3. Parcial provimento. (Recurso Eleitoral n 5482, ACÓRDÃO de 11.4.2019, Relatora MARILENE BONZANINI, Publicação: DEJERS - Diário de Justiça Eletrônico do TRE-RS, Data 22.4.2019.)

Tal circunstância não afasta a devolução ao Tesouro Nacional do valor indevidamente recebido, conforme estabelece o art. 14, § 1º, da Resolução TSE n. 23.464/15, afastando-se apenas a aplicação da multa, pois a penalidade é cabível somente nos casos de desaprovação.

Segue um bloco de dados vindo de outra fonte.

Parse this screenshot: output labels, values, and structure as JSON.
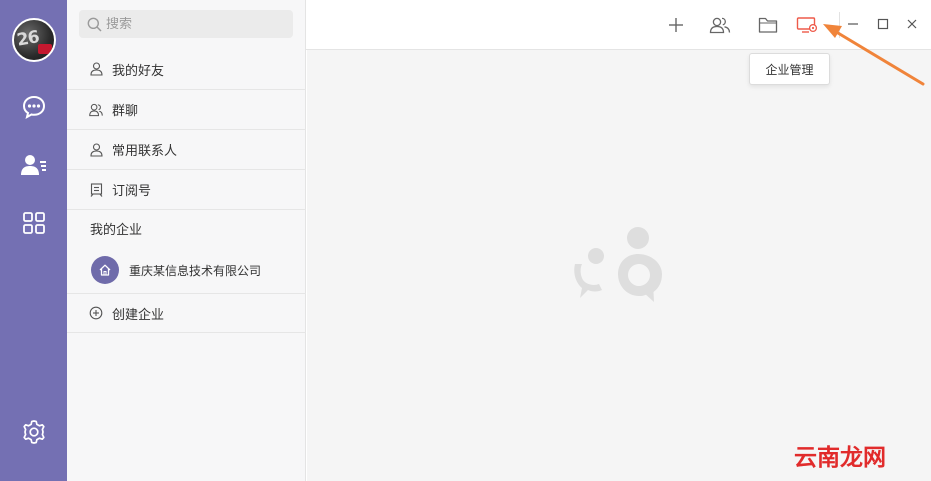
{
  "search": {
    "placeholder": "搜索"
  },
  "contacts": {
    "items": [
      {
        "label": "我的好友",
        "icon": "person-icon"
      },
      {
        "label": "群聊",
        "icon": "group-icon"
      },
      {
        "label": "常用联系人",
        "icon": "person-icon"
      },
      {
        "label": "订阅号",
        "icon": "subscription-icon"
      }
    ],
    "enterprise_section": "我的企业",
    "enterprise_name": "重庆某信息技术有限公司",
    "create_enterprise": "创建企业"
  },
  "toolbar": {
    "tooltip": "企业管理",
    "icons": [
      "plus-icon",
      "contacts-icon",
      "folder-icon",
      "enterprise-manage-icon"
    ]
  },
  "window_controls": [
    "minimize-icon",
    "maximize-icon",
    "close-icon"
  ],
  "sidebar": {
    "icons": [
      "chat-icon",
      "contacts-card-icon",
      "apps-grid-icon",
      "settings-icon"
    ]
  },
  "avatar": {
    "text": "26"
  },
  "watermark": "云南龙网",
  "colors": {
    "rail": "#7470b3",
    "accent_orange": "#f0843a",
    "enterprise_icon": "#ee5a4a",
    "watermark": "#e12b2b"
  }
}
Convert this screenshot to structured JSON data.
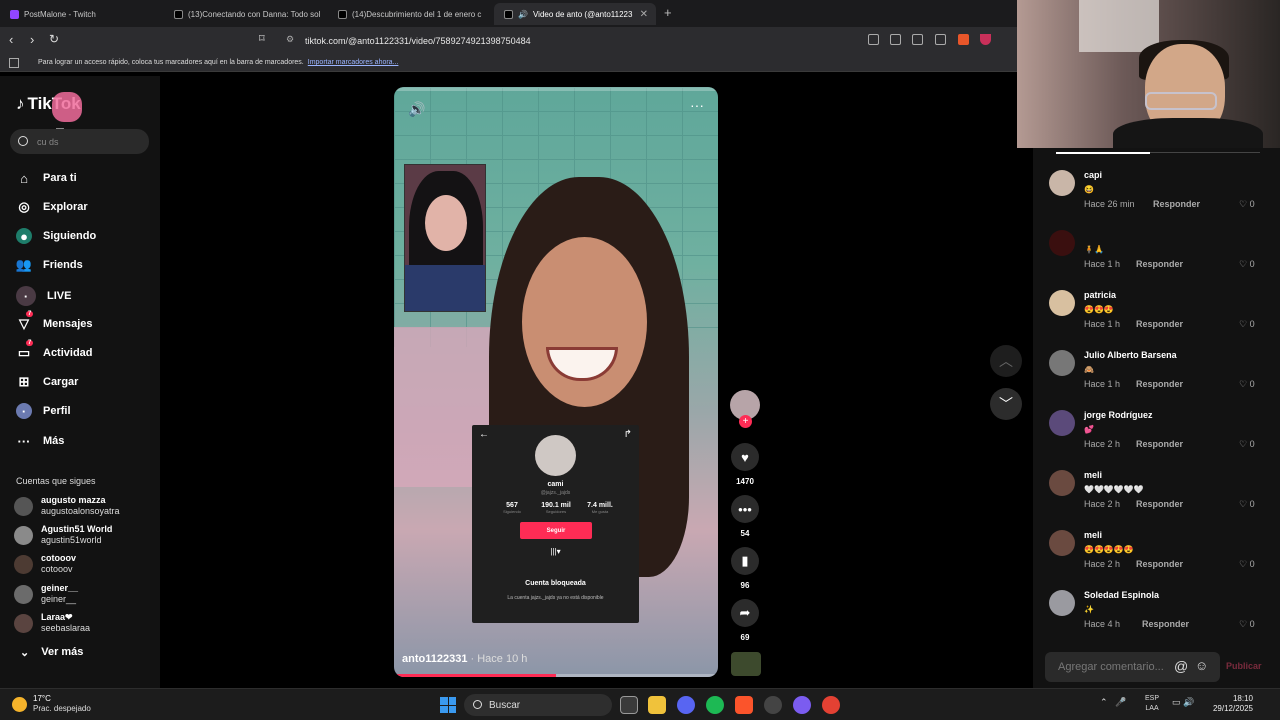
{
  "browser": {
    "tabs": [
      {
        "title": "PostMalone - Twitch"
      },
      {
        "title": "(13)Conectando con Danna: Todo sol"
      },
      {
        "title": "(14)Descubrimiento del 1 de enero c"
      },
      {
        "title": "Video de anto (@anto11223"
      }
    ],
    "url": "tiktok.com/@anto1122331/video/7589274921398750484",
    "bookmarks_text": "Para lograr un acceso rápido, coloca tus marcadores aquí en la barra de marcadores.",
    "bookmarks_link": "Importar marcadores ahora..."
  },
  "sidebar": {
    "logo": "TikTok",
    "sticker_text": "x5",
    "search_placeholder": "cu    ds",
    "nav": [
      {
        "label": "Para ti",
        "icon": "home-icon"
      },
      {
        "label": "Explorar",
        "icon": "compass-icon"
      },
      {
        "label": "Siguiendo",
        "icon": "following-icon"
      },
      {
        "label": "Friends",
        "icon": "friends-icon"
      },
      {
        "label": "LIVE",
        "icon": "live-icon"
      },
      {
        "label": "Mensajes",
        "icon": "message-icon",
        "badge": "7"
      },
      {
        "label": "Actividad",
        "icon": "activity-icon",
        "badge": "7"
      },
      {
        "label": "Cargar",
        "icon": "upload-icon"
      },
      {
        "label": "Perfil",
        "icon": "profile-icon"
      },
      {
        "label": "Más",
        "icon": "more-icon"
      }
    ],
    "following_title": "Cuentas que sigues",
    "following": [
      {
        "name": "augusto mazza",
        "handle": "augustoalonsoyatra"
      },
      {
        "name": "Agustin51 World",
        "handle": "agustin51world"
      },
      {
        "name": "cotooov",
        "handle": "cotooov"
      },
      {
        "name": "geiner__",
        "handle": "geiner__"
      },
      {
        "name": "Laraa❤",
        "handle": "seebaslaraa"
      }
    ],
    "see_more": "Ver más"
  },
  "video": {
    "author": "anto1122331",
    "time": " · Hace 10 h",
    "progress": 0.5,
    "card": {
      "name": "cami",
      "handle": "@jajzs._jajds",
      "stats": [
        {
          "value": "567",
          "label": "Siguiendo"
        },
        {
          "value": "190.1 mil",
          "label": "Seguidores"
        },
        {
          "value": "7.4 mill.",
          "label": "Me gusta"
        }
      ],
      "follow_label": "Seguir",
      "tabs_glyph": "|||▾",
      "blocked_title": "Cuenta bloqueada",
      "blocked_text": "La cuenta jajzs._jajds ya no está disponible"
    },
    "actions": {
      "likes": "1470",
      "comments": "54",
      "saves": "96",
      "shares": "69"
    }
  },
  "comments": [
    {
      "user": "capi",
      "text": "😆",
      "time": "Hace 26 min",
      "reply": "Responder",
      "likes": "0"
    },
    {
      "user": "",
      "text": "🧍🙏",
      "time": "Hace 1 h",
      "reply": "Responder",
      "likes": "0"
    },
    {
      "user": "patricia",
      "text": "😍😍😍",
      "time": "Hace 1 h",
      "reply": "Responder",
      "likes": "0"
    },
    {
      "user": "Julio Alberto Barsena",
      "text": "🙈",
      "time": "Hace 1 h",
      "reply": "Responder",
      "likes": "0"
    },
    {
      "user": "jorge Rodríguez",
      "text": "💕",
      "time": "Hace 2 h",
      "reply": "Responder",
      "likes": "0"
    },
    {
      "user": "meli",
      "text": "🤍🤍🤍🤍🤍🤍",
      "time": "Hace 2 h",
      "reply": "Responder",
      "likes": "0"
    },
    {
      "user": "meli",
      "text": "😍😍😍😍😍",
      "time": "Hace 2 h",
      "reply": "Responder",
      "likes": "0"
    },
    {
      "user": "Soledad Espinola",
      "text": "✨",
      "time": "Hace 4 h",
      "reply": "Responder",
      "likes": "0"
    }
  ],
  "comment_input": {
    "placeholder": "Agregar comentario...",
    "publish": "Publicar"
  },
  "taskbar": {
    "temp": "17°C",
    "weather": "Prac. despejado",
    "search": "Buscar",
    "lang1": "ESP",
    "lang2": "LAA",
    "time": "18:10",
    "date": "29/12/2025"
  },
  "colors": {
    "accent": "#fe2c55",
    "background": "#121212"
  }
}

DIANTE DO EXPOSTO, VOTO pelo provimento do recurso para aprovar as contas com ressalvas, afastando a penalidade de multa cominada na sentença e determinando o recolhimento da quantia de R$ 1.750,00 (um mil, setecentos e cinquenta reais) ao Tesouro Nacional, nos termos da fundamentação.

DECISÃO:

Após o voto do relator, pediu vista o Des. Federal Thompson Flores. Demais julgadores aguardam o voto-vista. Julgamento suspenso.